In a paradoxical series of events last week at the Divinity School, financial difficulties moved the school's women's program toward unwelcome budget cuts, despite the widespread support for the program expressed by students, faculty and the dean proposing the cutback.
Krister Stendahl, dean of the Divinity School, last week supported a resolution urging the continuation of the full program, the only such project at Harvard. The resolution was passed by the faculty, and strongly supported by student meetings and petitions.
But he also recommended that the office of coordinator of the program be abolished for budgetary reasons.
The move is very similar to his proposal last spring that only two of five proposed research associates be hired to teach under the program's auspices.
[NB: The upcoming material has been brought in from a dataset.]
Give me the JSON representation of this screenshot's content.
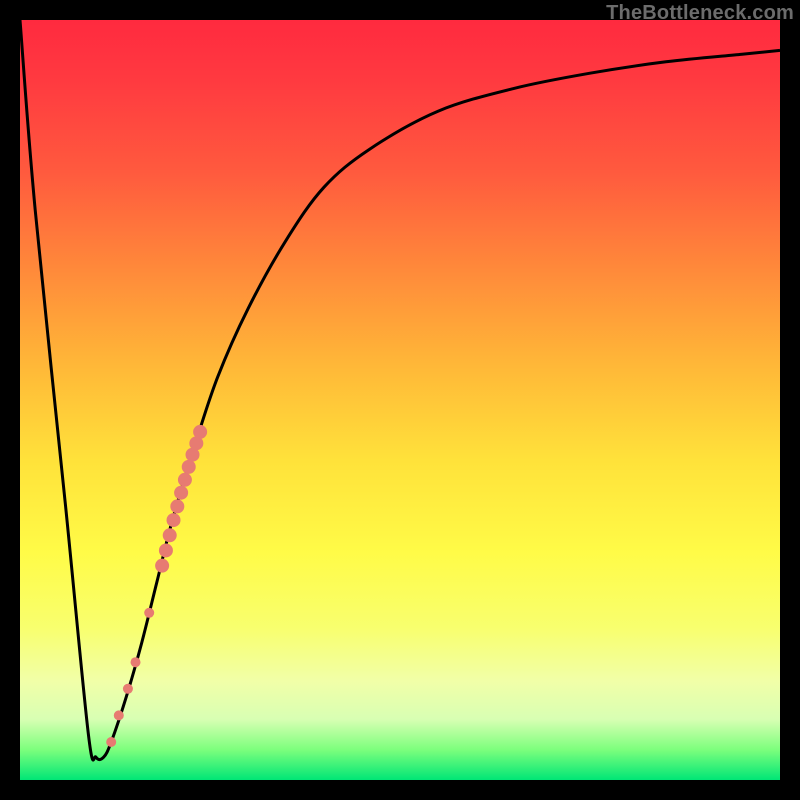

Last spring, after the students and faculty objected to the cuts, the dean finally decided to hire five people.
This year's proposal, a response to the school's $21,000 deficit in fiscal 1976, may in effect end the program, M. Brinton Lykes, the program's coordinator, said last week. She added that it is being cut because of the women's program status as a special feature of the curriculum--a feature which is generally considered marginal.
Stendahl, who agrees that the cut will weaken the program he helped to start, said last week that it was chosen merely because the untenured coordinator's contract happened to end this year, in a period of financial difficulties.
Whatever the dean's motivation, the school's current financial situation may make a repeat of last spring's last-minute salvation of the program impossible.